Lapointe, con los ojos un poco enrojecidos por la fatiga, seguía atentamente la conversación.
—Se casó un año después de la muerte de su madre y se instaló en la calle Notre-Dame-des-Champs.
—¿Quién era su mujer?
—Francine de Lancieux, hija de un coronel retirado. Creo que vivía algunas casas más allá, en la misma calle Saint-Gothard o en la calle Dareau. Gracias a eso la conoció Josselin. Por aquella época, Francine debía tener veintidós años.
—¿Se llevaban bien?
—Eran una de las parejas más unidas que he conocido. En seguida tuvieron una niña, Véronique, a la que usted ha conocido esta noche. Confiaban en tener también un hijo, pero una operación bastante penosa puso fin a sus esperanzas.

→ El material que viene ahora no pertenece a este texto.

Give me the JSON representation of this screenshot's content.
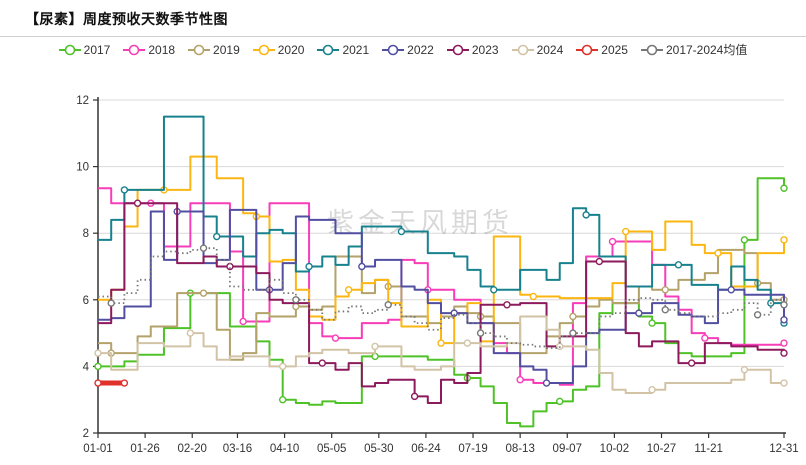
{
  "page": {
    "title": "【尿素】周度预收天数季节性图",
    "watermark": "紫金天风期货"
  },
  "chart_data": {
    "type": "line",
    "line_style": "step-after",
    "title": "【尿素】周度预收天数季节性图",
    "xlabel": "",
    "ylabel": "",
    "x_axis": {
      "unit": "date (weekly, MM-DD)",
      "tick_labels": [
        "01-01",
        "01-26",
        "02-20",
        "03-16",
        "04-10",
        "05-05",
        "05-30",
        "06-24",
        "07-19",
        "08-13",
        "09-07",
        "10-02",
        "10-27",
        "11-21",
        "12-31"
      ]
    },
    "y_axis": {
      "min": 2,
      "max": 12,
      "ticks": [
        2,
        4,
        6,
        8,
        10,
        12
      ]
    },
    "grid": "horizontal",
    "legend_position": "top",
    "series": [
      {
        "name": "2017",
        "color": "#4fc228",
        "values": [
          4.0,
          4.0,
          4.15,
          4.35,
          4.35,
          5.15,
          5.15,
          6.2,
          6.2,
          6.2,
          5.2,
          5.2,
          4.75,
          4.2,
          3.0,
          2.9,
          2.85,
          2.95,
          2.9,
          2.9,
          4.3,
          4.3,
          4.3,
          4.3,
          4.3,
          4.2,
          4.2,
          3.75,
          3.65,
          3.4,
          2.9,
          2.3,
          2.2,
          2.65,
          2.9,
          2.95,
          3.3,
          3.4,
          5.6,
          5.9,
          5.9,
          5.5,
          5.3,
          4.7,
          4.4,
          4.3,
          4.3,
          4.3,
          4.4,
          7.8,
          9.65,
          9.65,
          9.35
        ]
      },
      {
        "name": "2018",
        "color": "#f73db8",
        "values": [
          9.35,
          8.9,
          8.9,
          8.9,
          8.9,
          7.6,
          7.6,
          8.9,
          8.9,
          8.9,
          7.45,
          5.35,
          5.35,
          8.9,
          8.9,
          8.9,
          5.3,
          4.9,
          4.85,
          4.85,
          5.3,
          5.3,
          5.4,
          7.2,
          7.1,
          6.3,
          6.3,
          6.0,
          6.0,
          5.3,
          4.7,
          4.4,
          3.6,
          3.5,
          3.5,
          3.45,
          5.9,
          7.3,
          7.3,
          7.75,
          7.75,
          7.75,
          7.05,
          6.1,
          5.7,
          5.0,
          4.85,
          4.7,
          4.65,
          4.65,
          4.65,
          4.65,
          4.7
        ]
      },
      {
        "name": "2019",
        "color": "#b3a269",
        "values": [
          4.7,
          4.4,
          4.4,
          4.9,
          5.2,
          5.2,
          6.2,
          6.2,
          6.2,
          5.1,
          4.2,
          4.4,
          5.6,
          5.5,
          5.5,
          5.8,
          5.7,
          5.8,
          7.3,
          7.3,
          6.2,
          6.6,
          6.4,
          5.5,
          5.5,
          5.3,
          5.5,
          5.8,
          5.6,
          5.5,
          5.3,
          5.3,
          4.4,
          4.4,
          4.9,
          5.3,
          5.5,
          5.8,
          6.0,
          5.9,
          5.9,
          6.4,
          6.3,
          6.3,
          6.6,
          6.6,
          6.8,
          7.5,
          7.5,
          7.4,
          6.5,
          6.0,
          6.0
        ]
      },
      {
        "name": "2020",
        "color": "#fbb612",
        "values": [
          6.0,
          6.3,
          8.2,
          9.3,
          9.3,
          9.3,
          9.3,
          10.3,
          10.3,
          9.65,
          9.65,
          8.6,
          8.5,
          7.15,
          7.2,
          6.3,
          5.5,
          5.4,
          6.1,
          6.3,
          6.5,
          6.6,
          5.9,
          5.2,
          5.2,
          6.0,
          4.7,
          5.6,
          5.9,
          4.75,
          7.9,
          7.9,
          6.15,
          6.1,
          6.1,
          6.05,
          6.05,
          6.05,
          6.05,
          6.5,
          8.05,
          8.05,
          7.5,
          8.35,
          8.35,
          7.65,
          7.4,
          7.4,
          6.4,
          6.4,
          7.4,
          7.4,
          7.8
        ]
      },
      {
        "name": "2021",
        "color": "#17818e",
        "values": [
          7.8,
          8.4,
          9.3,
          9.3,
          9.3,
          11.5,
          11.5,
          11.5,
          8.5,
          7.9,
          7.9,
          7.3,
          8.0,
          8.1,
          8.0,
          6.85,
          7.0,
          7.3,
          7.05,
          7.6,
          8.2,
          8.2,
          8.2,
          8.05,
          8.05,
          7.4,
          7.4,
          7.3,
          6.9,
          6.4,
          6.3,
          6.3,
          6.9,
          6.9,
          6.6,
          7.1,
          8.75,
          8.55,
          7.3,
          7.3,
          6.4,
          6.4,
          7.05,
          7.05,
          7.05,
          6.45,
          6.45,
          6.3,
          7.0,
          6.6,
          6.3,
          5.9,
          5.3
        ]
      },
      {
        "name": "2022",
        "color": "#524fa1",
        "values": [
          5.4,
          5.45,
          5.8,
          5.8,
          8.65,
          7.2,
          8.65,
          8.65,
          7.1,
          7.2,
          8.7,
          8.7,
          6.3,
          6.3,
          7.1,
          8.5,
          8.4,
          8.4,
          8.0,
          8.0,
          7.0,
          7.2,
          7.2,
          6.4,
          6.3,
          5.9,
          5.6,
          5.6,
          5.3,
          5.3,
          4.4,
          4.4,
          4.0,
          3.9,
          3.5,
          3.5,
          4.0,
          5.0,
          5.1,
          5.1,
          5.6,
          5.6,
          5.9,
          5.9,
          5.55,
          5.5,
          5.3,
          6.3,
          6.3,
          6.15,
          6.15,
          6.15,
          5.4
        ]
      },
      {
        "name": "2023",
        "color": "#8c1a5c",
        "values": [
          5.3,
          6.3,
          8.9,
          8.9,
          8.9,
          8.9,
          7.1,
          7.1,
          7.3,
          7.0,
          7.0,
          7.0,
          6.8,
          6.0,
          5.9,
          5.9,
          4.1,
          4.1,
          3.9,
          4.1,
          3.4,
          3.5,
          3.6,
          3.6,
          3.1,
          2.9,
          3.6,
          3.5,
          3.8,
          5.85,
          5.85,
          5.85,
          5.9,
          5.9,
          4.6,
          4.9,
          4.9,
          7.15,
          7.15,
          7.15,
          5.0,
          4.6,
          4.75,
          4.75,
          4.1,
          4.1,
          4.7,
          4.7,
          4.6,
          4.6,
          4.5,
          4.5,
          4.4
        ]
      },
      {
        "name": "2024",
        "color": "#d2c3a6",
        "values": [
          4.4,
          3.9,
          3.9,
          4.7,
          4.7,
          4.6,
          4.6,
          5.0,
          4.6,
          4.2,
          4.3,
          4.3,
          4.3,
          4.0,
          4.0,
          4.3,
          4.4,
          4.5,
          4.5,
          4.4,
          4.4,
          4.6,
          4.6,
          4.0,
          3.9,
          3.9,
          4.0,
          4.7,
          4.7,
          4.6,
          4.6,
          4.7,
          5.5,
          5.5,
          5.1,
          4.6,
          4.6,
          4.5,
          3.8,
          3.3,
          3.2,
          3.2,
          3.3,
          3.5,
          3.5,
          3.5,
          3.5,
          3.5,
          3.6,
          3.9,
          3.9,
          3.5,
          3.5
        ]
      },
      {
        "name": "2025",
        "color": "#e0312b",
        "width": 5,
        "values": [
          3.5,
          3.5,
          3.5
        ]
      },
      {
        "name": "2017-2024均值",
        "color": "#777777",
        "dashed": true,
        "width": 1.8,
        "values": [
          6.1,
          5.9,
          6.2,
          6.6,
          7.3,
          7.45,
          7.4,
          7.5,
          7.55,
          7.2,
          6.4,
          6.3,
          6.3,
          6.6,
          6.2,
          6.0,
          5.7,
          5.4,
          5.65,
          5.8,
          5.6,
          5.7,
          5.85,
          5.5,
          5.3,
          5.1,
          5.45,
          5.55,
          5.3,
          5.0,
          4.9,
          4.7,
          4.65,
          4.6,
          4.55,
          4.9,
          5.0,
          5.0,
          5.5,
          5.6,
          6.0,
          6.05,
          6.0,
          5.7,
          5.6,
          5.5,
          5.5,
          5.6,
          5.7,
          5.9,
          5.55,
          6.0,
          5.85
        ]
      }
    ]
  }
}
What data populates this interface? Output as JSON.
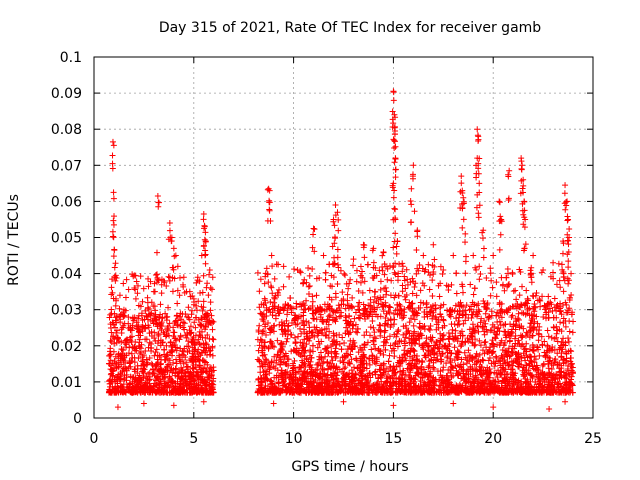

«Buenas personas», había dicho el comisario de policía y, un par de horas después, el médico. Gente casi sin historia, que vivían en un ambiente cómodo y apacible.
—Habían vuelto de La Baule la semana pasada… Compraron allí un hotelito cuando Véronique era pequeña y no dejaron de visitarlo ningún año. Cuando Véronique tuvo hijos, comenzaron a llevárselos con ellos.
—¿Y el marido?
—¿El doctor Fabre? No sé si ha tenido vacaciones, pero desde luego no han durado más de una semana. Probablemente habrá ido a verlos dos o tres veces aprovechando el fin de semana. Es un hombre absolutamente entregado a la medicina y a sus enfermos, una especie de santo laico. Cuando conoció a Véronique, trabajaba como interno en los Niños Enfermos y con toda seguridad, de no haberse casado, se habría limitado a seguir su carrera en el hospital, sin poner consulta propia.
—¿Cree usted que su mujer le insistió para que se dedicara también a la clientela privada?
—No traiciono ningún secreto profesional al contestar a esta pregunta. Fabre no lo oculta. Consagrándose exclusivamente al hospital, apenas hubiera podido sostener una familia. Su suegro se empeñó en que abriera consulta y le adelantó el dinero necesario. Usted lo ha visto. El doctor Fabre no se preocupa de su aspecto ni de su comodidad personal. Siempre lleva los trajes hechos un higo y posiblemente, de vivir solo, ni siquiera se acordaría de mudarse la ropa interior.
—¿Se entendía bien con Josselin?
—Se estimaban mutuamente. Josselin se mostraba orgulloso de su yerno. Además, tenían una pasión común por el ajedrez.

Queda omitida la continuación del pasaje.